Des mesures concrètes ont été énoncées, telles que la création d’un comité consultatif et une augmentation du financement pour la recherche sur l’équité, la diversité et l’inclusion (EDI). Le BRP est responsable de l’application de la politique et est disponible pour signaler tout comportement inapproprié. Malgré la mise en place de ces mesures concrètes, certain·e·s étudiant·e·s ont exprimé des réserves quant à l’approche de l’Université en matière de politique antiraciste.

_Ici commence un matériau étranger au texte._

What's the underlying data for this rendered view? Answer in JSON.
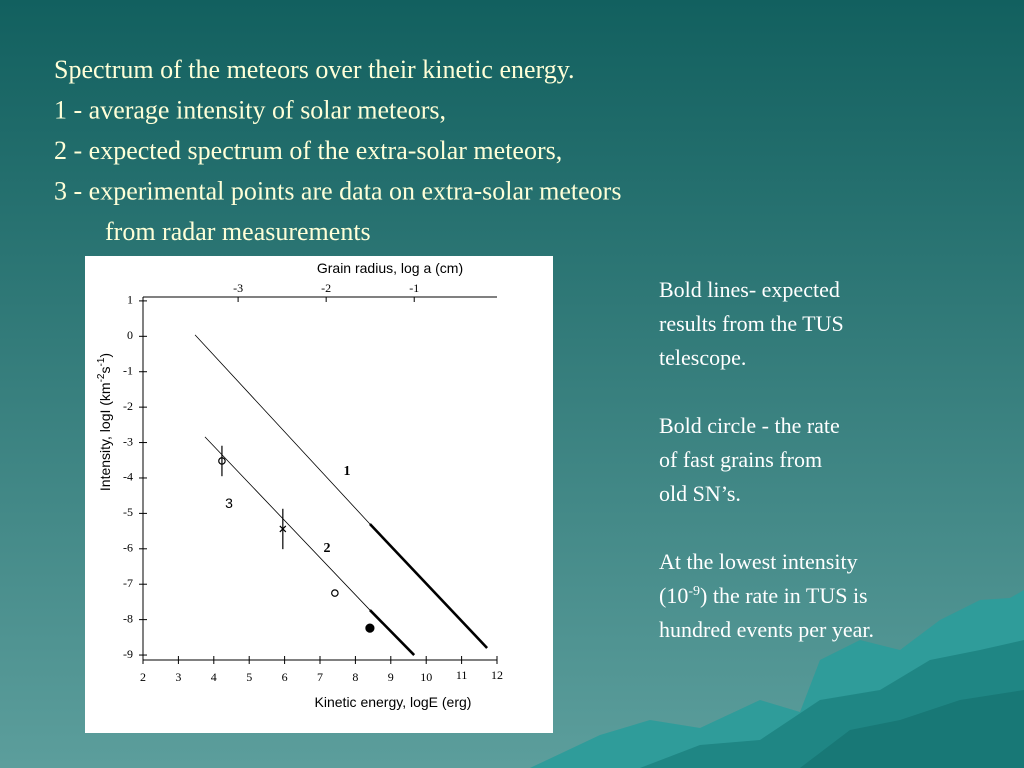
{
  "slide": {
    "title_lines": [
      "Spectrum of the meteors over their kinetic energy.",
      "1 - average intensity of solar meteors,",
      "2 - expected spectrum of the extra-solar meteors,",
      "3 - experimental points are data on extra-solar meteors",
      "from radar measurements"
    ],
    "side_paragraphs": [
      [
        "Bold lines- expected",
        "results from the TUS",
        "telescope."
      ],
      [
        "Bold circle - the rate",
        "of fast grains from",
        "old SN’s."
      ],
      [
        "At the lowest intensity",
        [
          "(10",
          "-9",
          ") the rate in TUS is"
        ],
        "hundred events per year."
      ]
    ]
  },
  "chart_data": {
    "type": "line",
    "xlabel": "Kinetic energy, logE (erg)",
    "ylabel": [
      "Intensity, logI (km",
      "-2",
      "s",
      "-1",
      ")"
    ],
    "x2label": "Grain radius, log a (cm)",
    "xlim": [
      2,
      12
    ],
    "xticks": [
      2,
      3,
      4,
      5,
      6,
      7,
      8,
      9,
      10,
      11,
      12
    ],
    "ylim": [
      -9.14,
      1.11
    ],
    "yticks": [
      1,
      0,
      -1,
      -2,
      -3,
      -4,
      -5,
      -6,
      -7,
      -8,
      -9
    ],
    "x2lim": [
      -4.08,
      -0.06
    ],
    "x2ticks": [
      -3,
      -2,
      -1
    ],
    "series": [
      {
        "name": "1",
        "color": "#000000",
        "x": [
          3.47,
          8.41,
          11.72
        ],
        "values": [
          0.04,
          -5.3,
          -8.8
        ],
        "line_widths": [
          0.8,
          2.6
        ]
      },
      {
        "name": "2",
        "color": "#000000",
        "x": [
          3.75,
          8.41,
          9.66
        ],
        "values": [
          -2.84,
          -7.73,
          -9
        ],
        "line_widths": [
          0.8,
          2.6
        ]
      },
      {
        "name": "3",
        "type": "scatter",
        "color": "#000000",
        "x": [
          4.23,
          5.95,
          7.42,
          8.41
        ],
        "values": [
          -3.52,
          -5.44,
          -7.25,
          -8.24
        ],
        "errors": [
          0.43,
          0.57,
          null,
          null
        ],
        "markers": [
          "open-circle",
          "cross",
          "open-circle",
          "filled-circle"
        ]
      }
    ]
  }
}
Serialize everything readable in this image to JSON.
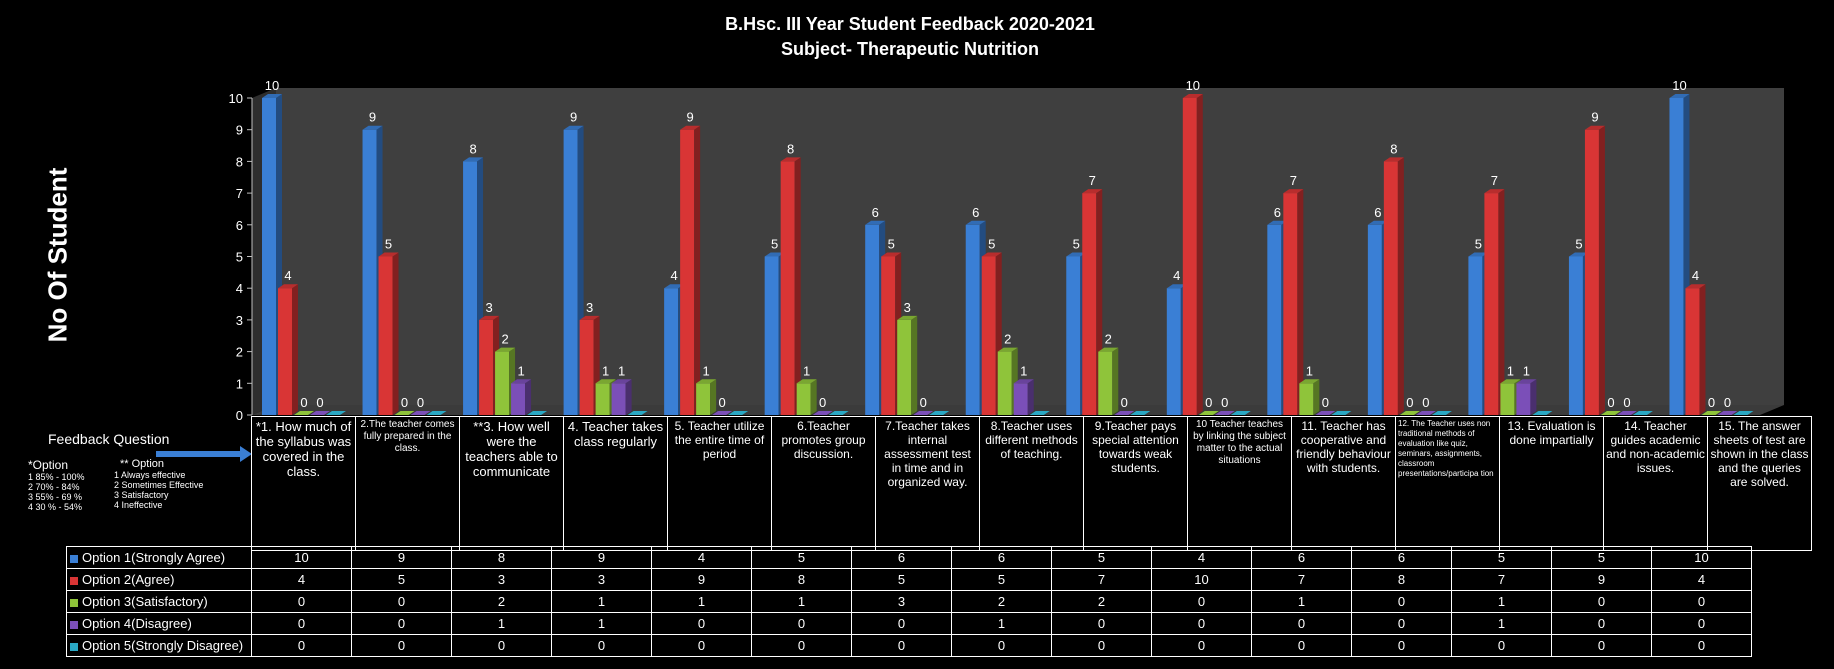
{
  "chart_data": {
    "type": "bar",
    "title": "B.Hsc. III Year Student Feedback 2020-2021",
    "subtitle": "Subject- Therapeutic Nutrition",
    "ylabel": "No Of Student",
    "xlabel": "Feedback  Question",
    "ylim": [
      0,
      10
    ],
    "yticks": [
      "0",
      "1",
      "2",
      "3",
      "4",
      "5",
      "6",
      "7",
      "8",
      "9",
      "10"
    ],
    "grid": false,
    "legend": "table-bottom-left",
    "categories": [
      "*1. How much of the syllabus was covered in the class.",
      "2.The teacher comes fully prepared in the class.",
      "**3. How well were the teachers able to communicate",
      "4. Teacher takes class regularly",
      "5. Teacher utilize the entire time of period",
      "6.Teacher promotes group discussion.",
      "7.Teacher takes internal assessment test in time and in organized way.",
      "8.Teacher uses different methods of teaching.",
      "9.Teacher pays special attention towards weak students.",
      "10 Teacher teaches by linking the subject matter to the actual situations",
      "11. Teacher has cooperative and friendly behaviour with students.",
      "12. The Teacher uses non traditional methods of evaluation like quiz, seminars, assignments, classroom presentations/participa tion",
      "13. Evaluation is done impartially",
      "14. Teacher guides academic and non-academic issues.",
      "15. The answer sheets of test are shown in the class and the queries are solved."
    ],
    "series": [
      {
        "name": "Option 1(Strongly Agree)",
        "color": "#3a7fd5",
        "values": [
          10,
          9,
          8,
          9,
          4,
          5,
          6,
          6,
          5,
          4,
          6,
          6,
          5,
          5,
          10
        ]
      },
      {
        "name": "Option 2(Agree)",
        "color": "#d93535",
        "values": [
          4,
          5,
          3,
          3,
          9,
          8,
          5,
          5,
          7,
          10,
          7,
          8,
          7,
          9,
          4
        ]
      },
      {
        "name": "Option 3(Satisfactory)",
        "color": "#8fc43a",
        "values": [
          0,
          0,
          2,
          1,
          1,
          1,
          3,
          2,
          2,
          0,
          1,
          0,
          1,
          0,
          0
        ]
      },
      {
        "name": "Option 4(Disagree)",
        "color": "#7b4fb8",
        "values": [
          0,
          0,
          1,
          1,
          0,
          0,
          0,
          1,
          0,
          0,
          0,
          0,
          1,
          0,
          0
        ]
      },
      {
        "name": "Option 5(Strongly Disagree)",
        "color": "#2aa8c4",
        "values": [
          0,
          0,
          0,
          0,
          0,
          0,
          0,
          0,
          0,
          0,
          0,
          0,
          0,
          0,
          0
        ]
      }
    ]
  },
  "notes": {
    "col1_head": "Option",
    "col1_star": "*",
    "col1_lines": [
      "1 85% - 100%",
      "2 70% - 84%",
      "3 55% - 69 %",
      "4 30 % - 54%"
    ],
    "col2_head": "** Option",
    "col2_lines": [
      "1 Always effective",
      "2 Sometimes Effective",
      "3 Satisfactory",
      "4 Ineffective"
    ]
  }
}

«Je trouve qu’attendre le Mois de l’histoire des Noirs pour faire une campagne de sensibilisation, ça montre le peu de conviction qu’il y a, témoigne l’étudiant en deuxième année au baccalauréat en informatique, Mathis Morra Fischer. Ça donne l’impression qu’ils suivent le courant, qu’ils agissent par obligation et ne donnent d’importance à la cause qu’un mois dans l’année. Cela étant dit, je pense sincèrement que l’UdeM est l’un des endroits où j’ai vu le moins de discrimination dans ma vie.»
La conseillère spécialisée au BRP Alessandra Devulsky admet que lancer la campagne en février pouvait sembler irrespectueux envers d’autres communautés minoritaires racisées. Selon elle, le moment était toutefois opportun pour profiter de l’ouverture d’esprit des étudiant·e·s et faire passer le message de sensibilisation contre le racisme.
Un message qui peine à se diffuser
Quartier Libre a rencontré une dizaine d’étudiant·e·s, dont plusieurs ne semblaient pas au courant des initiatives antidiscriminatoires mises en place sur le campus. L’étudiante en deuxième année au baccalauréat en psychologie Alexandra Cochelin précise ne pas avoir eu connaissance des mesures de prévention en dehors de la campagne qui a eu lieu en février. «J’ai l’impression d’être passée à côté de toutes ces informations», affirme sa camarade inscrite dans le même programme, Cathleen Karam. «Bien que cela ne fasse pas partie de leur travail, si les professeurs en parlaient, cela pourrait peut-être faire une différence», estime-t-elle.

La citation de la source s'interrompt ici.